I find myself dumbfounded by Schreter's naive and distorted ideas regarding the cures for our internal strife, and his panacea for bringing about peace with our enemies. He insists that our dismantling the settlements will gain us both security and respect in the international community. Surely the tragedy that resulted from the abandonment of Gush Katif should convince Schreter that he is barking up the wrong messianic tree.
Be of good courage
Sir, - Israel needs to stop making concessions to appease the Palestinians. Have you not leaned that this is counterproductive? God gave the land of Israel to the Jews; it is not to be given away.
We are behind Israel 100%. Stick to your guns. I am a Christian, and I love the Jews and the land of Israel. I pray for the peace of Israel, and God has greatly blessed me because of it. As God tells us in Genesis: "Those who bless you will be blessed, and those who curse you will be cursed." God will continue to defend you as He has in the past so many times.
Hang in there, be of good courage.
Who gets the last laugh?
Sir, - However heartening it is that Bryan Reuben is a sophisticated person who is not taken in by anti-Israel propaganda served up by the choice of guest speakers chosen by Limmud in the UK, he should recognize that all he is achieving is giving a free platform to those enemies of Israel ("In defense of Israel," February 3). How could the UK have become a world center for pro-Hamas propaganda and originator of the academic boycott against Israel if not for a good number of individuals lacking in-depth knowledge of the Israel-Arab conflict falling victim to such propaganda? If Prof. Reuben were living in the mid-'30s and Limmud had existed then, would he have supported inviting Goebbels, citing his right to free speech?
In any event, he should know that Rabbi Shlomo Riskin was permitted a slot at Limmud only in response to pressure after it was known that Saeb Erekat had been invited. Of course Erekat got the last laugh, as while in all probability he never intended to come, the Anglo-Jewish community was left divided. Limmud's organisers should have known better.
Sir, - When will Israel finally start taking its international PR seriously?
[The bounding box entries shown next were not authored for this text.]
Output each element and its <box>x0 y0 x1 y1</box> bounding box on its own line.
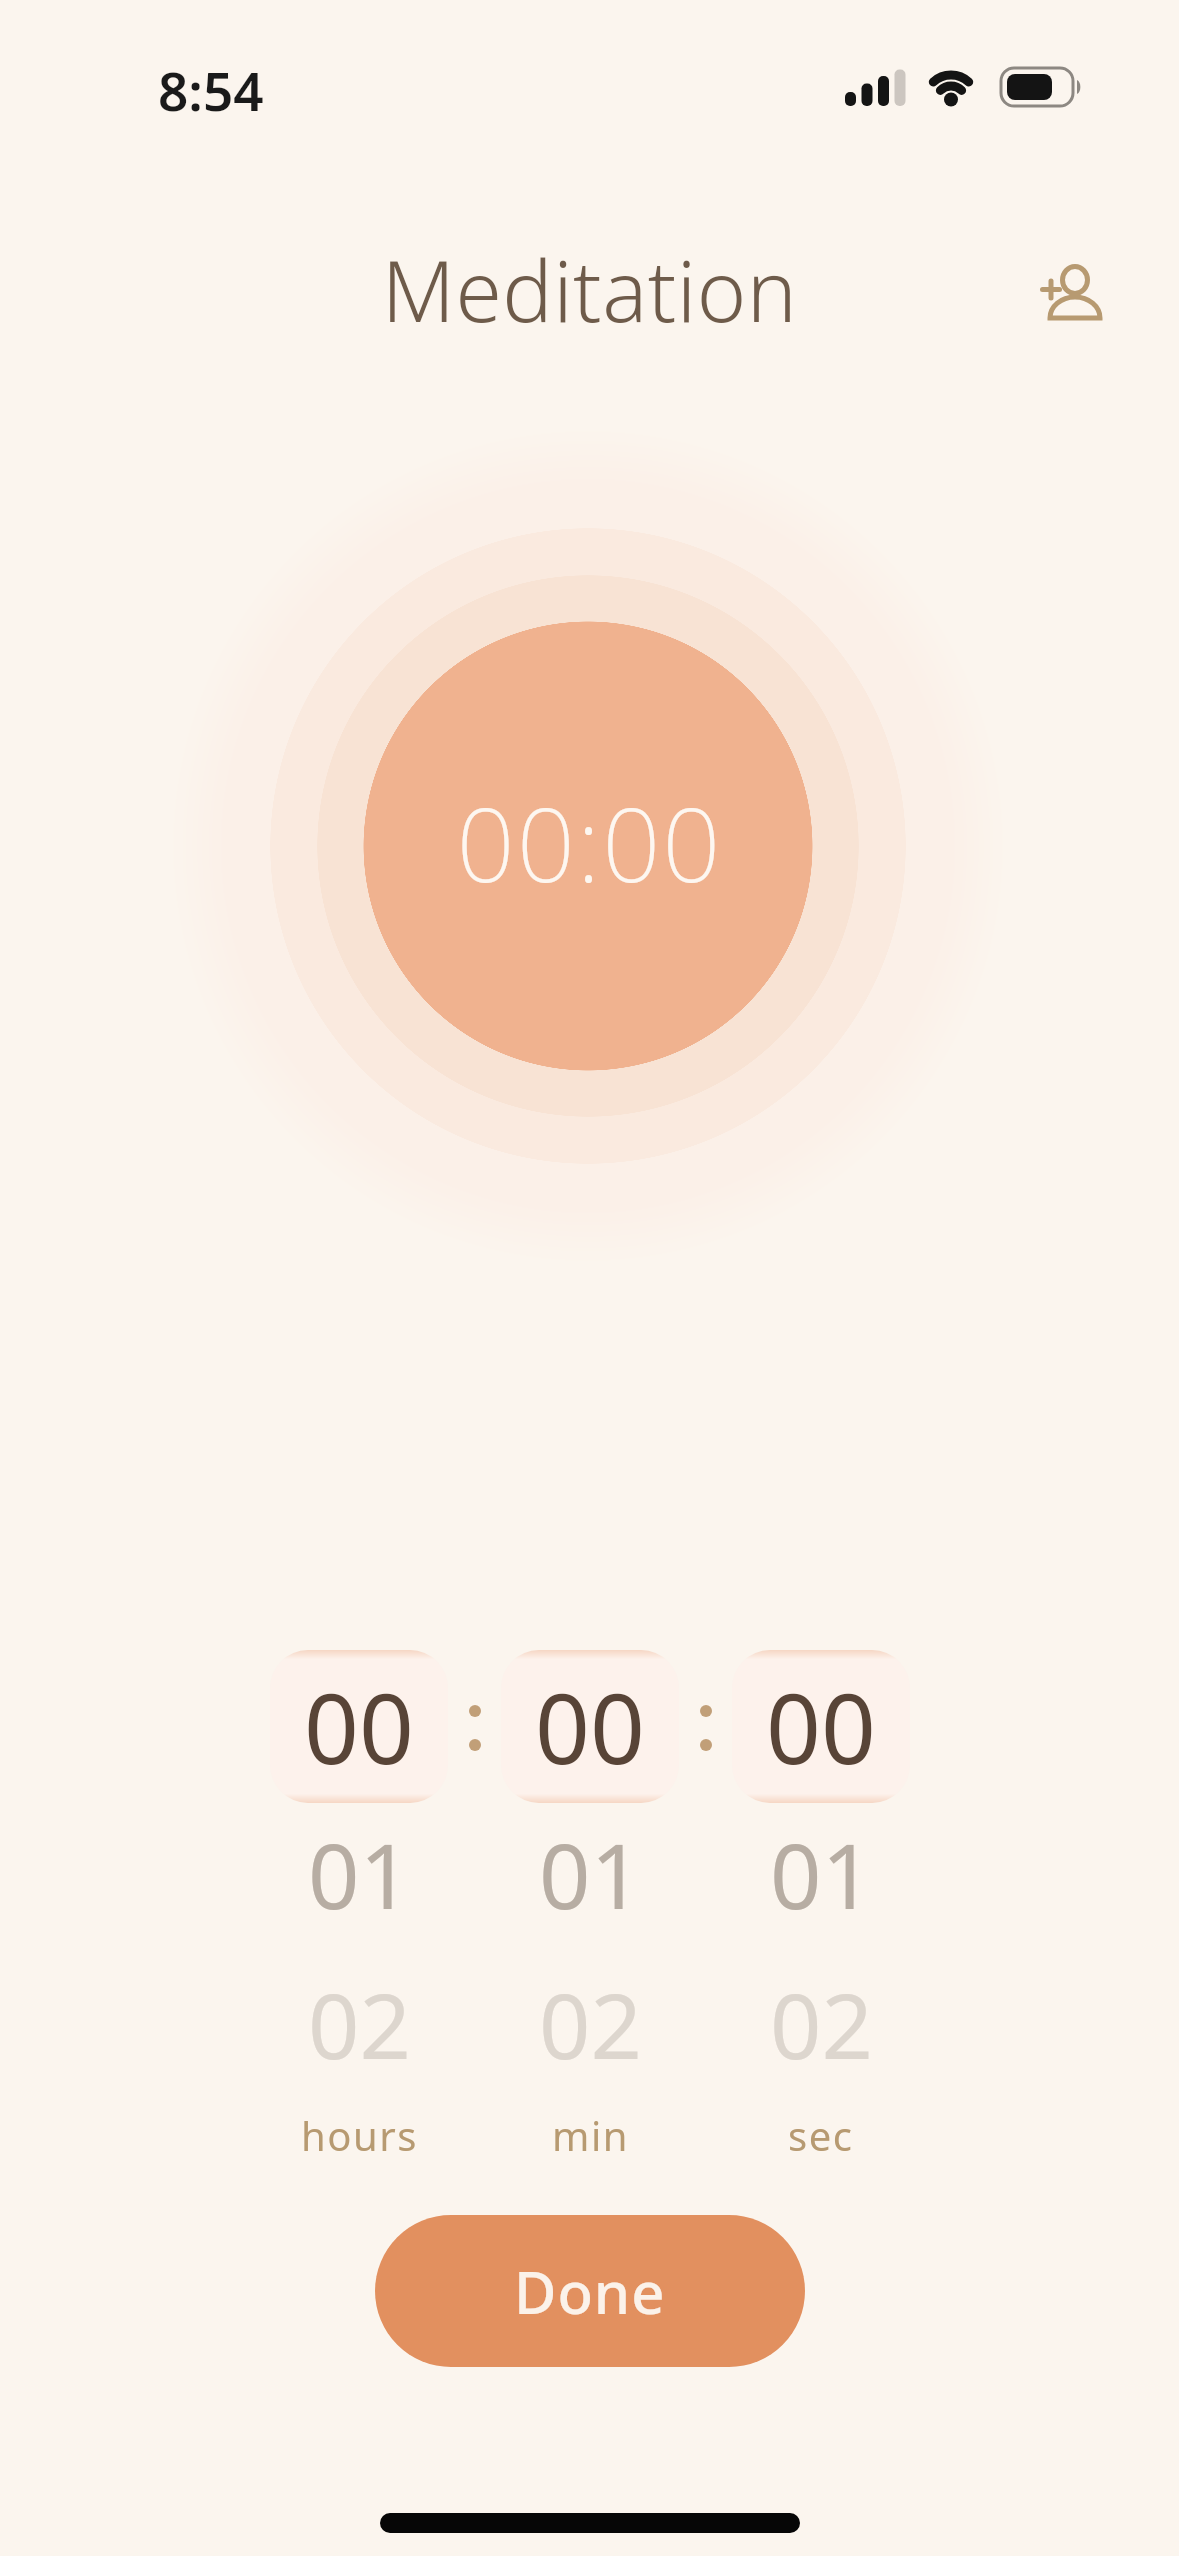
staticText: 8:54 <box>158 54 264 126</box>
staticText: 02 <box>308 1963 411 2086</box>
staticText: 00 <box>535 1661 645 1792</box>
button[interactable]: 00 <box>270 1650 448 1803</box>
staticText: 00:00 <box>0 773 1179 912</box>
staticText: 01 <box>770 1813 873 1936</box>
staticText: 00 <box>304 1661 414 1792</box>
button[interactable]: 00 <box>501 1650 679 1803</box>
staticText: 00 <box>766 1661 876 1792</box>
staticText: min <box>552 2108 629 2162</box>
button[interactable]: 00 <box>732 1650 910 1803</box>
button[interactable] <box>1020 250 1110 340</box>
staticText: Meditation <box>0 232 1179 346</box>
staticText: 02 <box>539 1963 642 2086</box>
staticText: Done <box>514 2252 666 2331</box>
staticText: hours <box>301 2108 418 2162</box>
staticText: 01 <box>539 1813 642 1936</box>
button[interactable]: Done <box>375 2215 805 2367</box>
staticText: 01 <box>308 1813 411 1936</box>
staticText: sec <box>788 2108 854 2162</box>
staticText: 02 <box>770 1963 873 2086</box>
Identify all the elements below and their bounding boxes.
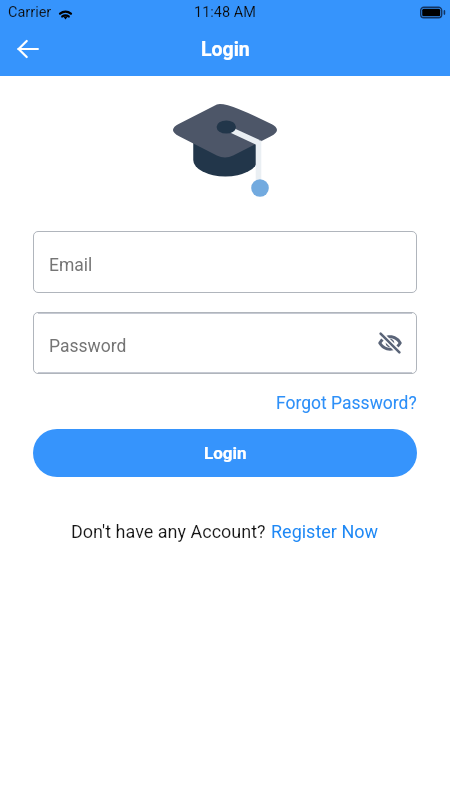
- button[interactable]: Back: [9, 30, 47, 68]
- button[interactable]: Password: [33, 312, 417, 374]
- staticText: Login: [204, 443, 247, 463]
- button[interactable]: Email: [33, 231, 417, 293]
- staticText: Login: [201, 38, 250, 61]
- button[interactable]: Show password: [371, 324, 409, 362]
- staticText: Carrier: [8, 4, 52, 21]
- staticText: 11:48 AM: [194, 4, 256, 21]
- button[interactable]: Forgot Password?: [276, 393, 417, 414]
- button[interactable]: Register Now: [271, 521, 379, 542]
- staticText: Email: [49, 255, 93, 276]
- button[interactable]: Login: [33, 429, 417, 477]
- staticText: Password: [49, 336, 127, 357]
- staticText: Don't have any Account?: [71, 521, 271, 542]
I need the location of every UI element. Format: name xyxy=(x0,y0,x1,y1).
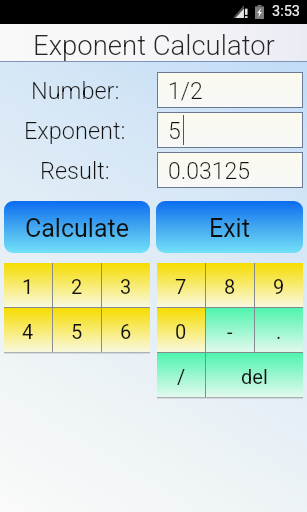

Spokesmen such as Aryeh Mekel and Avi Pazner simply do not make the grade - it is vital to ensure that all our English-language spokesmen can communicate as articulately as Mark Regev and Micky Rosenfeld, or the splendidly eloquent Bibi Netanyahu.
Sir, - What you labeled "The wonderful craziness of the crowd at Ramat Hasharon" (Sports, February 4) was anything but wonderful. Being high-spirited and supportive at athletic events is part of the fun, but what happened on Sunday at the Fed Cups matches was disruptive, crude and disrespectful to all the players.
Cheering loudly is certainly appropriate - but disrupting the play by extended chanting, booing and whistling during a serve, and calling a ball out is beyond sportsmanlike behavior in tennis.
Tennis is a game of individuals, demanding the utmost concentration and flow. The crowd on Sunday was trying to influence the outcome of the game rather than letting the women play. In doing so they didn't help, but came off as unsophisticated and rude spectators.
This is hardly an image we should project to the world of tennis.
Sir, - Forget "Israeli nationalism" and "gleeful Israeli support" - call it what it was: plain bad manners. And there is no excuse because anyone who enjoys tennis has watched enough games on TV to know how tennis spectators behave.
It may be the lack of exposure to sport facilities and culture in schools, or coaches (and parents) who fail to emphasize the importance of manners in sport, and elsewhere. Whatever the reason, the results are deplorable.
I am embarrassed. The tone of this article implied that the Israeli crowd was "cute." In fact, it was a moment of lost opportunity for the Israeli sports fans.